Con los ojos cerrados, con la voz enorme del teniente que resonaba en la habitación, yo pensaba: hace once meses que no veo cortinas, ni alfombras, ni copas, ni asfalto, y era como si esas cuatro ausencias fuesen la base elemental de cualquier clase de felicidad, hace once meses que sólo veo muerte y angustia y sufrimiento y arrojo y miedo, hace once meses que me masturbo todas las noches, como un chaval, urdiendo variaciones adolescentes en torno a las tetas de las fotografías del cubículo de transmisiones, hace once meses que no sé qué es un cuerpo junto a mi cuerpo ni el sosiego de poder dormir sin ansiedad, tengo una hija a la que no conozco, una mujer que es grito de amor ahogado en un telegrama, amigos cuyas facciones comienzo inevitablemente a olvidar, una casa amueblada sin dinero que no he visitado nunca, tengo veinte y pocos años, estoy en la mitad de mi vida y todo me parece suspendido a mi alrededor como las personas con gestos congelados que posaban para las fotos antiguas.

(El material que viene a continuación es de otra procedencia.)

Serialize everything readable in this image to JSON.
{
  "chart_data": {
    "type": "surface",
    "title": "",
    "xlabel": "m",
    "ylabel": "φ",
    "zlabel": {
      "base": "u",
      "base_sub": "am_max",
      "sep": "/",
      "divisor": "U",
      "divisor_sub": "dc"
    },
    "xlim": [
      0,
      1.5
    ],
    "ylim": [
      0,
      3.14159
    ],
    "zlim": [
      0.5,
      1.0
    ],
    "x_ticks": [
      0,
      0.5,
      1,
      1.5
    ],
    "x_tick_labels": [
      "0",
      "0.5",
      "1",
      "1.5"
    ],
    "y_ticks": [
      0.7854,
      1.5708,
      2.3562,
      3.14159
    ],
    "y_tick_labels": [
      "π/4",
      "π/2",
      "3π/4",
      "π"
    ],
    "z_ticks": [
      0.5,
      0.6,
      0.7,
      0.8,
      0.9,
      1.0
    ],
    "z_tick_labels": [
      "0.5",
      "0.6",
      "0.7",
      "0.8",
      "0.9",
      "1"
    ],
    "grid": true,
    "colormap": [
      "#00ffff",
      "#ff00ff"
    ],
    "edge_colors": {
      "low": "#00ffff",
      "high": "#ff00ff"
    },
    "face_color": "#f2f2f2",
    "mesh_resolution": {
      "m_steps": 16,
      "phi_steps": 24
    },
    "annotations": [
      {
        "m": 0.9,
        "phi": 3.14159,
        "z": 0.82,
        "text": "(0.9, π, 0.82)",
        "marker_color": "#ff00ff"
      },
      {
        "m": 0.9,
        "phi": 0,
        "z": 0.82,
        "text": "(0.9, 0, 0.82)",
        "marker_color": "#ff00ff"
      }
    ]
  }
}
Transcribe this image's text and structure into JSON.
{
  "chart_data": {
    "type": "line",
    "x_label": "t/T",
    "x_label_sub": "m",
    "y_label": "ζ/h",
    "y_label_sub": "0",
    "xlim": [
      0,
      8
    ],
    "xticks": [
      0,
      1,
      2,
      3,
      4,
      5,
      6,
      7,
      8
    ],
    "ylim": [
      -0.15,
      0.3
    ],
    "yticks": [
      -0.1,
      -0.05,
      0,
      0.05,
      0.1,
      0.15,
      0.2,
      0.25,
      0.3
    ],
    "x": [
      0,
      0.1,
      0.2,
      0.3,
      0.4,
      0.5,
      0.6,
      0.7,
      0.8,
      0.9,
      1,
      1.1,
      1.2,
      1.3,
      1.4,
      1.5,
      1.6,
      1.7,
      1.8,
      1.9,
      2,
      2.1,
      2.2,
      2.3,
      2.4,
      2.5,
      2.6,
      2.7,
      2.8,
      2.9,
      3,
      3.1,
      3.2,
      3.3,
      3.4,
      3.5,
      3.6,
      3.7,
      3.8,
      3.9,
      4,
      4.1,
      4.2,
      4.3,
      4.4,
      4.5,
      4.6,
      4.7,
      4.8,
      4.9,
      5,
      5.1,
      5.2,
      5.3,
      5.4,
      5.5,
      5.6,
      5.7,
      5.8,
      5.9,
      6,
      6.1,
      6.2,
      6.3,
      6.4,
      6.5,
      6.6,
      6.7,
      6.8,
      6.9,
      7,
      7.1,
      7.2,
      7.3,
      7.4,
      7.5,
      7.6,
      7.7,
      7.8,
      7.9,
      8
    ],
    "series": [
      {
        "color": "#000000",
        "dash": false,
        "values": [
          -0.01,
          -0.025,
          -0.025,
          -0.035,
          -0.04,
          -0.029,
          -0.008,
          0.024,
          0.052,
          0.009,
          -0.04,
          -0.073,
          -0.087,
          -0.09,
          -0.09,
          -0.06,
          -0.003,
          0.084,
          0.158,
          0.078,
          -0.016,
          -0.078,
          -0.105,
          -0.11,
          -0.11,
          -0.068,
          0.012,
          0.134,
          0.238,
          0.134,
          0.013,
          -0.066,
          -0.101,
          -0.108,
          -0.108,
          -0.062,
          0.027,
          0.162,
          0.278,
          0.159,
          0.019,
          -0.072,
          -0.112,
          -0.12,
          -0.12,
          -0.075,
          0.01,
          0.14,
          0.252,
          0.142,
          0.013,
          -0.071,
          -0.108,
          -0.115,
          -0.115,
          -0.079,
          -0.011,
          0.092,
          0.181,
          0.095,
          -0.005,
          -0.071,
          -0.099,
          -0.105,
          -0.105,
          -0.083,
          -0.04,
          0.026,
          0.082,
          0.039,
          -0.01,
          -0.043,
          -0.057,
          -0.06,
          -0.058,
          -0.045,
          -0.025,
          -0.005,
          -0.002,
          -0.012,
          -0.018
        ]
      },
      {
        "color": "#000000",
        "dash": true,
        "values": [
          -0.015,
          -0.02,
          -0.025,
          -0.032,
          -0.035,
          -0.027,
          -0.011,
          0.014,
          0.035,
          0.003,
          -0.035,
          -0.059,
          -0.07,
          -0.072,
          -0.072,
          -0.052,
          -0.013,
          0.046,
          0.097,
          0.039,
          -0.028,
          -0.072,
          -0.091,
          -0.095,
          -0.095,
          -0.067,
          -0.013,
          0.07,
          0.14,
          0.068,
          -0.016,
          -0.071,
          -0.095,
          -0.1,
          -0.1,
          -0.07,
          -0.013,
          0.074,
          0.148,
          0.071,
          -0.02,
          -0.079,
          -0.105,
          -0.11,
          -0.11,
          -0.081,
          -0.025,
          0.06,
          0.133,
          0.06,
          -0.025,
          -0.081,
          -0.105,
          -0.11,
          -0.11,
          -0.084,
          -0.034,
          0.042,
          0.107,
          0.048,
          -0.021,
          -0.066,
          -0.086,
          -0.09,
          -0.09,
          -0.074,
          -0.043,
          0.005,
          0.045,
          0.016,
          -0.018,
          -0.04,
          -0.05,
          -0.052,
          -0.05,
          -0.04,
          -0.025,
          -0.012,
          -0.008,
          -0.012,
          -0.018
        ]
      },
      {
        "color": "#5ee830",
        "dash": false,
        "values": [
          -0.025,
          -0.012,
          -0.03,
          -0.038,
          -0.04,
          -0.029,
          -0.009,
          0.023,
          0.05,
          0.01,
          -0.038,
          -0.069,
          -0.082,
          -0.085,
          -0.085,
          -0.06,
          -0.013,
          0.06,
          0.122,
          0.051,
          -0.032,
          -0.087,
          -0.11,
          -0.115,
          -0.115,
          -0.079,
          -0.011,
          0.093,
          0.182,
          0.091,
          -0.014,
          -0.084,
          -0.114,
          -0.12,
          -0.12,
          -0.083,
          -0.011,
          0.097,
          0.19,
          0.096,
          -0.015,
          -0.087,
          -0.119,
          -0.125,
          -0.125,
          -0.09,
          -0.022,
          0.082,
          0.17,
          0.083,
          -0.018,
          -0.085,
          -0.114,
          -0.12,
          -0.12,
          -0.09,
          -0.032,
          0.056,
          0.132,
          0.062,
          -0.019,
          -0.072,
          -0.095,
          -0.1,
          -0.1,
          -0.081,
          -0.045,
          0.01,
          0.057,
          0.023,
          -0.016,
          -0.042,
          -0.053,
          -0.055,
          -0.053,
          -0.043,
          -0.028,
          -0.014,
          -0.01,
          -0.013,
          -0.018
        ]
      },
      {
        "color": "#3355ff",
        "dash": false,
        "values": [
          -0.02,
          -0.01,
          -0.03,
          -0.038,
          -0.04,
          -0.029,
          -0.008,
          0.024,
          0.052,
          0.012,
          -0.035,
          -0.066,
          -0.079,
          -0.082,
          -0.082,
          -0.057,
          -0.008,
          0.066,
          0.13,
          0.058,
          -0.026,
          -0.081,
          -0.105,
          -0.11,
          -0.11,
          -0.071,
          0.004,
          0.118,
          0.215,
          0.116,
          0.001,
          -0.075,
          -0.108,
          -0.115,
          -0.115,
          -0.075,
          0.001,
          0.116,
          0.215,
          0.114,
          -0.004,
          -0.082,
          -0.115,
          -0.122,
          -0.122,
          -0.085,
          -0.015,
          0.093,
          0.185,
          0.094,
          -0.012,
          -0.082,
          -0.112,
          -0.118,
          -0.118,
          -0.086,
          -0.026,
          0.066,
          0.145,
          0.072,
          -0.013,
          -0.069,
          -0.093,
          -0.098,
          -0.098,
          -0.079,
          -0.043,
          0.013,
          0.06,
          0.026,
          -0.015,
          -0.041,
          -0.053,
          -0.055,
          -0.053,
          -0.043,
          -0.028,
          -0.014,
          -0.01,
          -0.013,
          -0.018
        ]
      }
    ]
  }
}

—Mañana salgo en un bimotor hacia Luanda. ¿Quiere que le deje un recado a la criada de su parte?

Y de nuevo la bahía, las palmeras, las blancas zancudas, los cafés de militares, los hombres con carteras gastadas que cambiaban dinero al veinte por ciento en las terrazas, el juego de caderas de las mulatas, los limpiabotas, los tullidos, la indescriptible miseria de las chabolas, las putas del Bairro Marçal iluminadas al bies por los faros de los jeeps, los tipos de las plantaciones de café en los cabarés de la Isla, palpando a bailarinas decrépitas con órbitas saltonas de sapos, ciudad colonial pretenciosa y sucia que nunca me ha gustado, densa de humedad y de calor, detesto tus calles sin destino, tu Atlántico domesticado de colada, el sudor de tus sobacos, el mal gusto estridente de tu lujo. No te pertenezco ni me perteneces, todo en ti me repugna, me niego a que éste sea mi país, yo que soy hombre de tantas sangres mezcladas por un extraño azar de abuelos de todas partes, suizos, alemanes, brasileños, italianos, mi tierra son ochenta y nueve mil kilómetros cuadrados con centro en Benfica en la cama negra de mis padres, mi tierra es donde el mariscal Saldanha señala con el dedo y el Tajo desagua, obediente, a su orden, son los pianos de las tías y el espectro de Chopin flotando por la tarde en el aire enrarecido por el aliento de las visitas, mi país, Ruy Belo, es lo que el mar no quiere.

Aves blancas, traineras que salían de pesca al comenzar la noche. La azafata que me había indicado mi asiento en el avión apareció de repente para entregarme un papelito doblado mientras yo me debatía con el incordio del cinturón:

—Usted tiene ojos azules. Venga a verme cuando vuelva.